Protect PII in web app database by encrypting with public key paired with private key protected by users' own passwords?

Question

Goal:

I'd like to allow users to create questions and collect information from other users in a custom web app (PHP/MySQL in a shored hosting environment) and protect the data collected.

Background:

The default questions that all users answer are general enough that they can not be construed as personally identifiable information (PII), thus limiting my liability to protect it, but users who create their own questions will likely ask for PII which then becomes a liability.

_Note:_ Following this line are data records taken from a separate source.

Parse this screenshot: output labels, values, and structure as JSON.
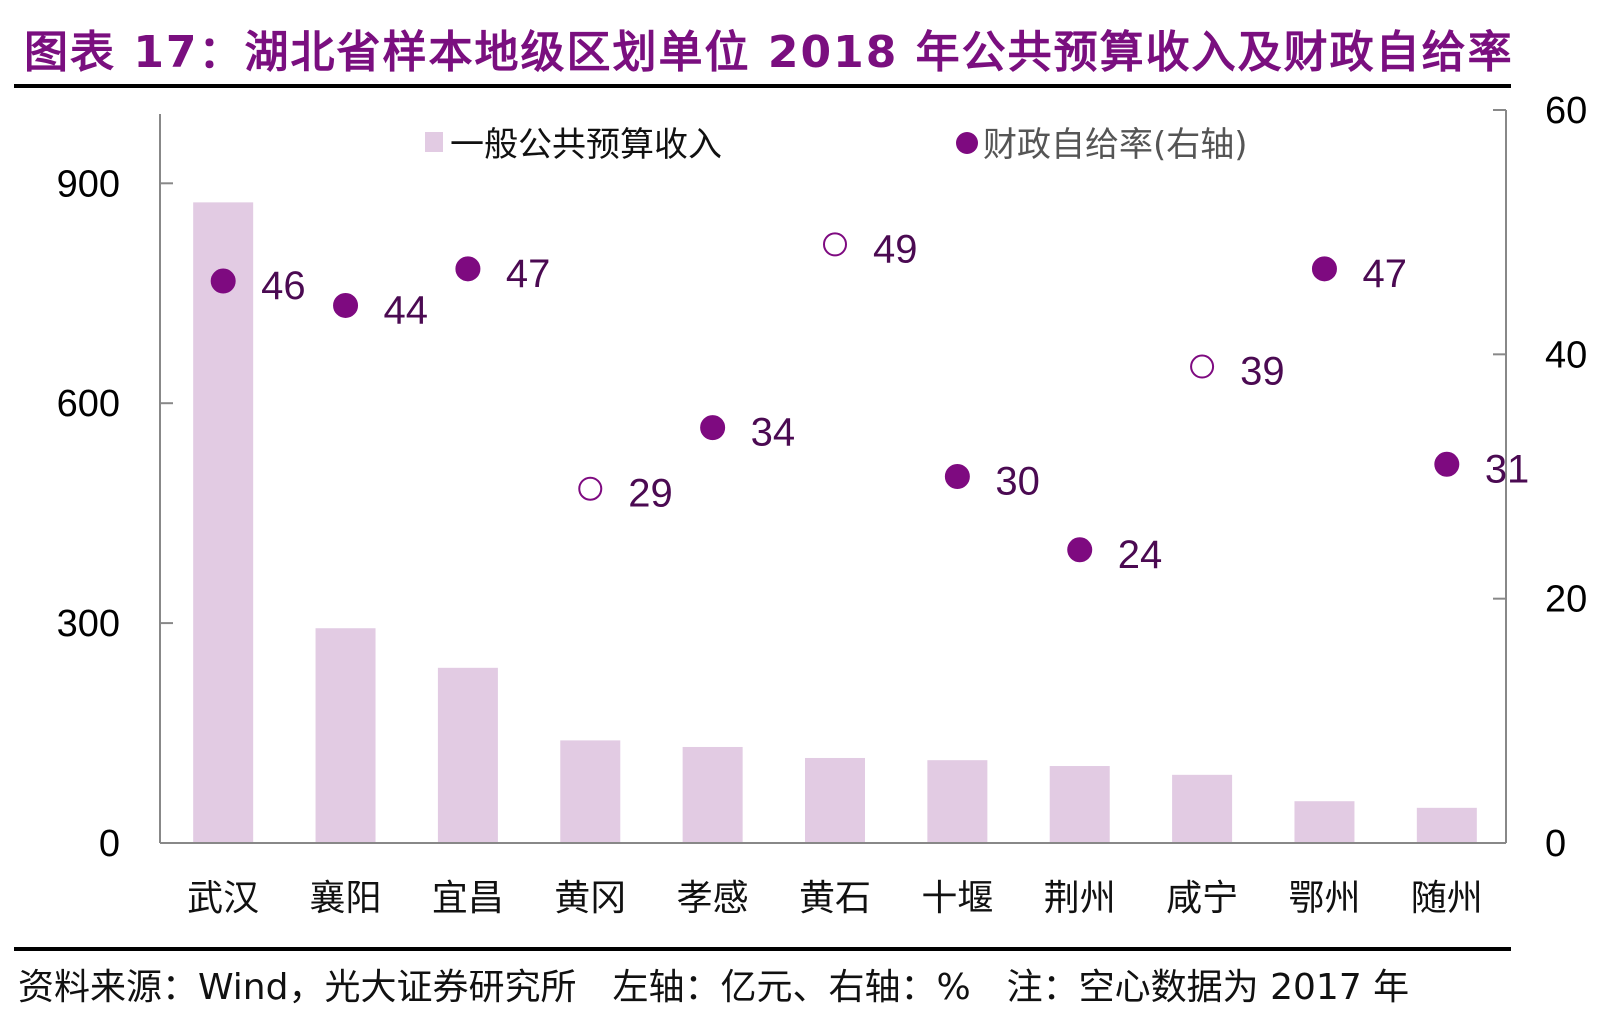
{
  "header": {
    "title": "图表 17：湖北省样本地级区划单位 2018 年公共预算收入及财政自给率"
  },
  "footer": {
    "source": "资料来源：Wind，光大证券研究所　左轴：亿元、右轴：%　注：空心数据为 2017 年"
  },
  "colors": {
    "bar": "#e2cbe3",
    "marker": "#7e0a80",
    "label": "#4b0a52",
    "axis": "#888888",
    "title": "#7a0f7f"
  },
  "chart_data": {
    "type": "bar",
    "title": "湖北省样本地级区划单位 2018 年公共预算收入及财政自给率",
    "categories": [
      "武汉",
      "襄阳",
      "宜昌",
      "黄冈",
      "孝感",
      "黄石",
      "十堰",
      "荆州",
      "咸宁",
      "鄂州",
      "随州"
    ],
    "series": [
      {
        "name": "一般公共预算收入",
        "type": "bar",
        "axis": "left",
        "values": [
          874,
          293,
          239,
          140,
          131,
          116,
          113,
          105,
          93,
          57,
          48
        ]
      },
      {
        "name": "财政自给率(右轴)",
        "type": "scatter",
        "axis": "right",
        "values": [
          46,
          44,
          47,
          29,
          34,
          49,
          30,
          24,
          39,
          47,
          31
        ],
        "hollow_2017": [
          false,
          false,
          false,
          true,
          false,
          true,
          false,
          false,
          true,
          false,
          false
        ],
        "labels": [
          "46",
          "44",
          "47",
          "29",
          "34",
          "49",
          "30",
          "24",
          "39",
          "47",
          "31"
        ]
      }
    ],
    "left_axis": {
      "ylim": [
        0,
        1000
      ],
      "ticks": [
        "0",
        "300",
        "600",
        "900"
      ],
      "tick_values": [
        0,
        300,
        600,
        900
      ],
      "unit": "亿元"
    },
    "right_axis": {
      "ylim": [
        0,
        60
      ],
      "ticks": [
        "0",
        "20",
        "40",
        "60"
      ],
      "tick_values": [
        0,
        20,
        40,
        60
      ],
      "unit": "%"
    },
    "legend": {
      "position": "top-center",
      "items": [
        "一般公共预算收入",
        "财政自给率(右轴)"
      ]
    },
    "grid": false,
    "note": "空心数据为 2017 年"
  }
}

What I would like to do is protect this information in such a way that if either the hosting account or the database were compromised (or both!), the PII would not be recoverable without a significant amount of work, and even then, only a small portion would theoretically be recoverable.

Proposed solution:

Assuming MySQL's built-in AES_ENCRYPT()/AES_DECRYPT() functions are used to encrypt the PII table, the passphrase would need to be stored in the hosting account, so if the hosting account were compromised, the data could easily be read.

Since the users' passwords are well protected (hashed with salt), I'm thinking of capturing their plaintext password during authentication, encrypting it, and storing it in the PHP session until the user logs out.

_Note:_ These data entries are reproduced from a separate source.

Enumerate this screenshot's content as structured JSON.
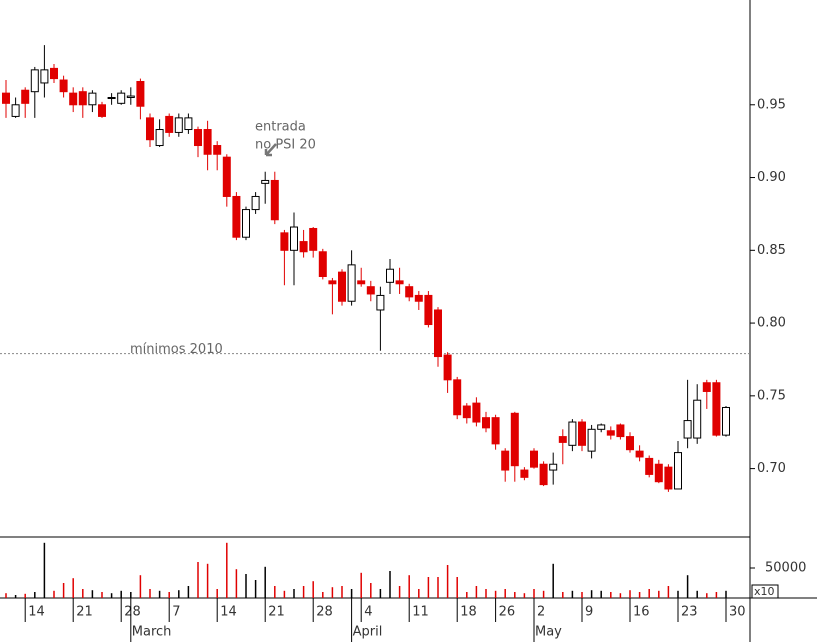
{
  "chart_data": {
    "type": "candlestick",
    "categories": [
      null,
      null,
      "14",
      null,
      null,
      null,
      null,
      "21",
      null,
      null,
      null,
      null,
      "28",
      null,
      null,
      null,
      null,
      "7",
      null,
      null,
      null,
      null,
      "14",
      null,
      null,
      null,
      null,
      "21",
      null,
      null,
      null,
      null,
      "28",
      null,
      null,
      null,
      null,
      "4",
      null,
      null,
      null,
      null,
      "11",
      null,
      null,
      null,
      null,
      "18",
      null,
      null,
      null,
      "26",
      null,
      null,
      null,
      "2",
      null,
      null,
      null,
      null,
      "9",
      null,
      null,
      null,
      null,
      "16",
      null,
      null,
      null,
      null,
      "23",
      null,
      null,
      null,
      null,
      "30"
    ],
    "months": [
      {
        "label": "March",
        "index": 13
      },
      {
        "label": "April",
        "index": 36
      },
      {
        "label": "May",
        "index": 55
      }
    ],
    "open": [
      0.958,
      0.942,
      0.96,
      0.959,
      0.965,
      0.975,
      0.967,
      0.958,
      0.959,
      0.95,
      0.95,
      0.955,
      0.951,
      0.955,
      0.966,
      0.941,
      0.922,
      0.942,
      0.931,
      0.933,
      0.933,
      0.933,
      0.922,
      0.914,
      0.887,
      0.859,
      0.878,
      0.896,
      0.898,
      0.862,
      0.85,
      0.856,
      0.865,
      0.849,
      0.829,
      0.835,
      0.815,
      0.829,
      0.825,
      0.809,
      0.828,
      0.829,
      0.825,
      0.819,
      0.819,
      0.809,
      0.778,
      0.761,
      0.743,
      0.745,
      0.735,
      0.735,
      0.712,
      0.738,
      0.699,
      0.712,
      0.703,
      0.699,
      0.722,
      0.716,
      0.732,
      0.712,
      0.727,
      0.726,
      0.73,
      0.722,
      0.712,
      0.707,
      0.703,
      0.701,
      0.686,
      0.721,
      0.721,
      0.759,
      0.759,
      0.723
    ],
    "high": [
      0.967,
      0.955,
      0.962,
      0.976,
      0.991,
      0.978,
      0.97,
      0.962,
      0.962,
      0.96,
      0.952,
      0.958,
      0.96,
      0.962,
      0.968,
      0.944,
      0.94,
      0.944,
      0.944,
      0.944,
      0.935,
      0.939,
      0.925,
      0.916,
      0.89,
      0.88,
      0.89,
      0.904,
      0.904,
      0.864,
      0.876,
      0.864,
      0.866,
      0.851,
      0.831,
      0.837,
      0.85,
      0.838,
      0.829,
      0.825,
      0.844,
      0.838,
      0.827,
      0.822,
      0.822,
      0.811,
      0.78,
      0.763,
      0.745,
      0.749,
      0.739,
      0.737,
      0.714,
      0.739,
      0.701,
      0.714,
      0.705,
      0.711,
      0.727,
      0.734,
      0.734,
      0.73,
      0.731,
      0.729,
      0.731,
      0.725,
      0.716,
      0.709,
      0.706,
      0.703,
      0.719,
      0.761,
      0.758,
      0.761,
      0.761,
      0.743
    ],
    "low": [
      0.941,
      0.941,
      0.941,
      0.941,
      0.955,
      0.965,
      0.955,
      0.945,
      0.941,
      0.945,
      0.941,
      0.95,
      0.95,
      0.95,
      0.94,
      0.921,
      0.921,
      0.928,
      0.928,
      0.93,
      0.914,
      0.905,
      0.905,
      0.88,
      0.857,
      0.857,
      0.875,
      0.882,
      0.868,
      0.826,
      0.826,
      0.845,
      0.845,
      0.83,
      0.806,
      0.812,
      0.812,
      0.825,
      0.815,
      0.781,
      0.82,
      0.82,
      0.815,
      0.809,
      0.797,
      0.77,
      0.752,
      0.734,
      0.731,
      0.729,
      0.725,
      0.713,
      0.691,
      0.691,
      0.692,
      0.7,
      0.688,
      0.689,
      0.703,
      0.712,
      0.712,
      0.707,
      0.725,
      0.72,
      0.72,
      0.711,
      0.705,
      0.694,
      0.69,
      0.684,
      0.686,
      0.714,
      0.717,
      0.741,
      0.722,
      0.722
    ],
    "close": [
      0.951,
      0.95,
      0.951,
      0.974,
      0.974,
      0.968,
      0.959,
      0.95,
      0.95,
      0.958,
      0.942,
      0.955,
      0.958,
      0.956,
      0.949,
      0.926,
      0.933,
      0.931,
      0.941,
      0.941,
      0.922,
      0.916,
      0.916,
      0.887,
      0.859,
      0.878,
      0.887,
      0.898,
      0.871,
      0.85,
      0.866,
      0.849,
      0.85,
      0.832,
      0.827,
      0.815,
      0.84,
      0.827,
      0.82,
      0.819,
      0.837,
      0.827,
      0.818,
      0.815,
      0.799,
      0.777,
      0.761,
      0.737,
      0.735,
      0.732,
      0.728,
      0.717,
      0.699,
      0.702,
      0.694,
      0.701,
      0.689,
      0.703,
      0.718,
      0.732,
      0.716,
      0.727,
      0.73,
      0.723,
      0.722,
      0.713,
      0.708,
      0.696,
      0.691,
      0.686,
      0.711,
      0.733,
      0.747,
      0.753,
      0.723,
      0.742
    ],
    "volume": [
      8000,
      5000,
      7000,
      10000,
      92000,
      12000,
      25000,
      33000,
      15000,
      13000,
      10000,
      8000,
      12000,
      10000,
      38000,
      15000,
      12000,
      10000,
      13000,
      20000,
      60000,
      57000,
      15000,
      92000,
      48000,
      40000,
      30000,
      52000,
      20000,
      12000,
      15000,
      20000,
      28000,
      10000,
      18000,
      20000,
      15000,
      42000,
      25000,
      15000,
      45000,
      20000,
      38000,
      15000,
      35000,
      35000,
      55000,
      35000,
      10000,
      20000,
      15000,
      12000,
      15000,
      10000,
      8000,
      15000,
      12000,
      57000,
      10000,
      12000,
      10000,
      13000,
      12000,
      10000,
      8000,
      13000,
      10000,
      15000,
      12000,
      20000,
      12000,
      38000,
      12000,
      8000,
      10000,
      12000
    ],
    "up_color": "#ffffff",
    "down_color": "#e00000",
    "ylim": [
      0.653,
      1.022
    ],
    "yticks": [
      {
        "value": 0.7,
        "label": "0.70"
      },
      0.75,
      {
        "value": 0.8,
        "label": "0.80"
      },
      0.85,
      {
        "value": 0.9,
        "label": "0.90"
      },
      0.95
    ],
    "vlim": [
      0,
      100000
    ],
    "vticks": [
      50000
    ],
    "volume_unit": "x10",
    "reference_line": {
      "value": 0.779,
      "label": "mínimos 2010"
    },
    "annotations": [
      {
        "text": "entrada"
      },
      {
        "text": "no PSI 20"
      }
    ]
  }
}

A public/private key combo will be created for each user with the private key being password protected with the user's password + salt.

Then, when PII data based on that user's custom questions are added to the DB, the user's public key would be used to encrypt the PII that they collected through the app. When the data is read (only when the user is logged in), the data would be unencrypted with the user's private key (which is unlocked with their password + salt).

The benefits I see are:

1. in the worst case scenario, where servers completely compromised, app code is read to find encryption keys, PHP session files are decrypted to find user's passwords, then entries in the PII table associated with that user are decrypted, then only the PII collected from questions of currently logged-in users could be recovered. Any users not logged in would be safe.
2. even the DBA or similar wouldn't be able to read the PII.

The drawbacks I see are:

1. user passwords are stored in a recoverable form while they are logged in.
2. users who forget their passwords would loose access to their data.
3. each relatively small bit of data will take up much more space in the DB due to encryption.

My question: Is there a better way to do this?

Answer 1

I see a number problems with this design from a security perspective. First of all passwords must never be encrypted, this is a vulnerability identified by CWE-257.

Further more MySQL's AES_ENCRYPT() is complete garbage for more than one reason. It uses EBC mode, and here is a good example of why this is crap:

Original Image:

EBC Mode (which is what mysql's AES_ENCRYPT() uses):

But if the database where compromised the attacker is going to defeat AES_ENCRYPT() by enabling the query log.

Using the user's password for encryption should be avoided, you should be using a crypgoraphic nonce. If you do use a password make sure you use a String2Key funciton. You must also use CBC or CMAC mode with a random iv. I don't really see how asymmetric cryptography can help. Asymmetric cryptography is very slow, memory intensive. They data that it protects is made less secure when the attacker controls the message because you can compare cipher text messages. This is why an random IV is important, and in the asymmetric world you don't have this level of protection.

Key Generation should look something like: $key=string2key($base_nonce.$salt.$user_password)

Make sure the output of your string2key function is the same size as your keyspace. So aes 128 needs a 128bit key. Each password should have its own $salt, and the $base is a cryptographic nonce stored in textfile. (An attacker would have to read this file before he can crack the key, if this value is large like 128 bits then its a moot point.) Each message needs its own $iv and this value must also be a cryptographic nonce (similar to a salt). I would generate the $salt,$iv and $base_nonce from /dev/urandom. The IV can be stored in plain text in a column in your database along with the cipher text.

From a legal standpoint even if you build a secure cryptogrpahic system you still have problems with insider threats and if the server is completely compromised, all of the data will still be compromised. This really isn't an engineering problem.

The best defense against a legal threat is a strong Terms and Conditions written by a skilled lawyer.

Answer 2

One concern I'd have is the following. The "any users not logged in would be safe" part is too optimistic. By protecting the private key with the user's password, you open yourself up to various password brute-forcing attacks. Not just for current sessions, but for all. One effective one is to simply enumerate the top 100 common passwords, say, and just try them out against all users. Attacker is bound to uncover some keys. (I'm assuming that you're either storing per-user random salt with the user record, which the attacker can see, or else that you have a secret salt that the attacker was able to obtain through the compromise.)